Patates ithalatımız üzerine gündeme oturan Tarım Bakanı’mızın en önemli cümlesi bu olmalıymış ki, haber sitelerinin hepsi başlık yapmıştı.
Üstümüzde bir hava tabakası ve direksiz bir gökyüzü olmasından başka uzayla işi olmayan bir ülkede, bir bakan bu cümleyi kullanıyorsa, demek istedikleri gayet açık ve nettir.
Bakıyorum, bakıyorum, bakıyorum sizlere benzer bir yanımı göremiyorum. Bu durumun sorumlusu elbette sizler olamazsınız. Fakat yine de size soruyorum. “Ben uzaydan mı geldim?” Biliyorsanız söyleyin lütfen...
Geldiği yer konusunda tereddütleri olan Tarım Bakanı’mız, herkesi ortak ediyor çözülemeyen, daha doğrusu bilinmediğini sandığı hallerine...
“Yani evinde oturup Bakan olmaya gelmiş bir insan değilim ki...”
Burada hafif de olsa, koltukları paylaştık dediği diğer 15 kişiye bir gönderme var, tespitini yapabiliriz. Ben haricim, ben farklıyım vurgusunu yapıyor Tarım Bakanı; evinde oturup Bakan olmaya gelmişlerden... Şimdi insanın içine bir kurt düşmez mi? Her ne kadar hükümeti destekleyen kurtlar dışarıda olsalar da... Bakanlar arasında bir çatışma mı var? Patatescilere karşı soğancılar mesela... Tanzim manavcılığı durup dururken ortaya çıkmayacağına göre hem de...
Tarım Bakanı’mız, “Bakanlık olarak sofralık patates ithalatına izin verdiklerini...” izah ederken, çoluğunun çocuğunun rızkı için emek verdiği şirketlerden patatesle ilgili olanla durumlarına da şöyle bir açıklık getiriyor: “Söz konusu firma dondurulmuş patates üretiyor!”

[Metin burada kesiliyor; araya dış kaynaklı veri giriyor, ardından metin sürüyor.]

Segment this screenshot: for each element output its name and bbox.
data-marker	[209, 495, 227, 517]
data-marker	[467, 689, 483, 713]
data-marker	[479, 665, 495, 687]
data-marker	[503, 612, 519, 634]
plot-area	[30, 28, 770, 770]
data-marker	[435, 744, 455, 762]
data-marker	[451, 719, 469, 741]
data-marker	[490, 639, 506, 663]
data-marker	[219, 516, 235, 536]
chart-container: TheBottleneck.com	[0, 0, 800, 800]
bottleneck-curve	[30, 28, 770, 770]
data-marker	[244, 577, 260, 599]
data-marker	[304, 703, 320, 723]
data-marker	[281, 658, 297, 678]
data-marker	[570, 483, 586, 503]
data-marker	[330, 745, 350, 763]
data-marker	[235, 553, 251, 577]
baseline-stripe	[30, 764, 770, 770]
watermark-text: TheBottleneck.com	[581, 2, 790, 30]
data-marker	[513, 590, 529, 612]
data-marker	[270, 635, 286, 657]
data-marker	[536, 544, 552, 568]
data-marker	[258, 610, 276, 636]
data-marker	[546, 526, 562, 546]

Dondurulmuş patates üretmek...
Yani tarlada değil, buzdolabında buzdolabında der gibi... Yahut da kutuplarda...
Eyyyy Tarım Bakanı!
Çoluğunun çocuğunun rızkı için dondurulmuş patates üreten şirketlerde iyi ki çok çalışmışsın. Yoksa Tarım Bakan’sız kalacaktık...
Eyyyyy Tarım Bakanı!..
Sultanahmet dolmuyorsa cevabı kimdedir?
“Yan tarafta Sultanahmet’i doldurmayacaksın, Ayasofya’yı dolduralım diyeceksin. Bu oyunlara gelmeyelim. Bunların hepsi tezgah.”

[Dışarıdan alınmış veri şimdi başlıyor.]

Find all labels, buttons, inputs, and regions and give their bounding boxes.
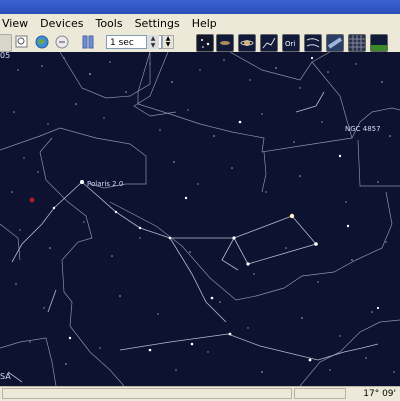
menu-help[interactable]: Help	[186, 17, 223, 30]
time-step-increment[interactable]: ▲	[146, 35, 159, 42]
stop-clock-icon[interactable]	[54, 34, 70, 50]
svg-text:Ori: Ori	[285, 40, 295, 48]
object-label-ngc[interactable]: NGC 4857	[345, 125, 381, 133]
menu-devices[interactable]: Devices	[34, 17, 89, 30]
window-title-bar	[0, 0, 400, 14]
partial-button[interactable]	[0, 34, 12, 52]
sky-chart-canvas[interactable]	[0, 52, 400, 386]
solar-system-toggle-icon[interactable]	[238, 34, 256, 52]
find-object-icon[interactable]	[14, 34, 30, 50]
menu-view[interactable]: View	[0, 17, 34, 30]
sky-map[interactable]: 05 Polaris 2.0 NGC 4857 SA	[0, 52, 400, 386]
toolbar: 1 sec ▲ ▼ ▲ ▼ Ori	[0, 32, 400, 53]
status-bar: 17° 09'	[0, 386, 400, 401]
star-label-polaris[interactable]: Polaris 2.0	[87, 180, 123, 188]
sky-corner-label-bottom: SA	[0, 372, 11, 381]
status-coordinates: 17° 09'	[363, 389, 396, 399]
constellation-names-toggle-icon[interactable]: Ori	[282, 34, 300, 52]
red-planet-marker[interactable]	[29, 197, 35, 203]
constellation-lines-toggle-icon[interactable]	[260, 34, 278, 52]
bright-stars	[52, 56, 380, 362]
globe-icon[interactable]	[34, 34, 50, 50]
time-step-decrement[interactable]: ▼	[146, 42, 159, 49]
horizon-toggle-icon[interactable]	[370, 34, 388, 52]
status-focus-field	[294, 388, 346, 399]
constellation-lines	[7, 91, 379, 383]
deep-sky-toggle-icon[interactable]	[216, 34, 234, 52]
status-message-field	[2, 388, 292, 399]
menu-tools[interactable]: Tools	[89, 17, 128, 30]
milky-way-toggle-icon[interactable]	[326, 34, 344, 52]
coordinate-grid-toggle-icon[interactable]	[348, 34, 366, 52]
faint-star-field	[11, 57, 395, 373]
sky-corner-label-top: 05	[0, 52, 11, 60]
constellation-boundaries-toggle-icon[interactable]	[304, 34, 322, 52]
menu-bar: View Devices Tools Settings Help	[0, 14, 400, 33]
time-step-units-button[interactable]: ▲ ▼	[162, 35, 174, 49]
stars-toggle-icon[interactable]	[196, 34, 214, 52]
pause-icon[interactable]	[80, 34, 96, 50]
menu-settings[interactable]: Settings	[129, 17, 186, 30]
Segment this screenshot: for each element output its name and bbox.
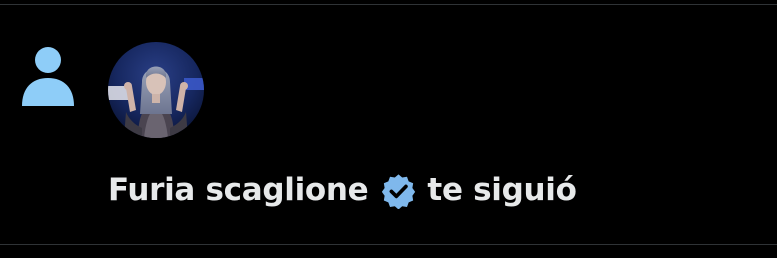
follow-notification[interactable]: Furia scaglione te siguió	[0, 0, 777, 258]
user-display-name[interactable]: Furia scaglione	[108, 172, 369, 208]
notification-message: Furia scaglione te siguió	[108, 168, 577, 212]
follow-action-text: te siguió	[427, 172, 577, 208]
verified-badge-icon	[382, 173, 416, 209]
bottom-divider	[0, 244, 777, 245]
top-divider	[0, 4, 777, 5]
person-icon	[22, 47, 74, 106]
user-avatar[interactable]	[108, 42, 204, 138]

Cumhurbaşkanı Erdoğan, partisinin Tekirdağ mitinginde tarihe not olarak yazdırmış bu cümleyi.
Bu sayfada birkaç kez yayınladığımız bir karikatürü, tarihe karşı not olsun diye bir kere daha koyuyoruz. 1964’ün ortalarında Akbaba’da yayımlanmış bir Necmi Rıza karikatürüdür bu.
Kapatılan, Başbakanı ve Bakanları idam edilen DP’nin yerine kurulan AP’nin, 1964 yılı icraatlarından biri de, “Ayasofya”mızı Ayasofya yapmaktı. Genel Başkan Ragıp Gümüşpala merhumun bizzat sahiplenmesi bu inancı ve inadı, bir muhalif dergide işte böyle kayda geçiriliyordu.
“VATANDAŞ! Oyunuzu bizlere verirseniz, Ayasofya minarelerinde ezan okutacağız!”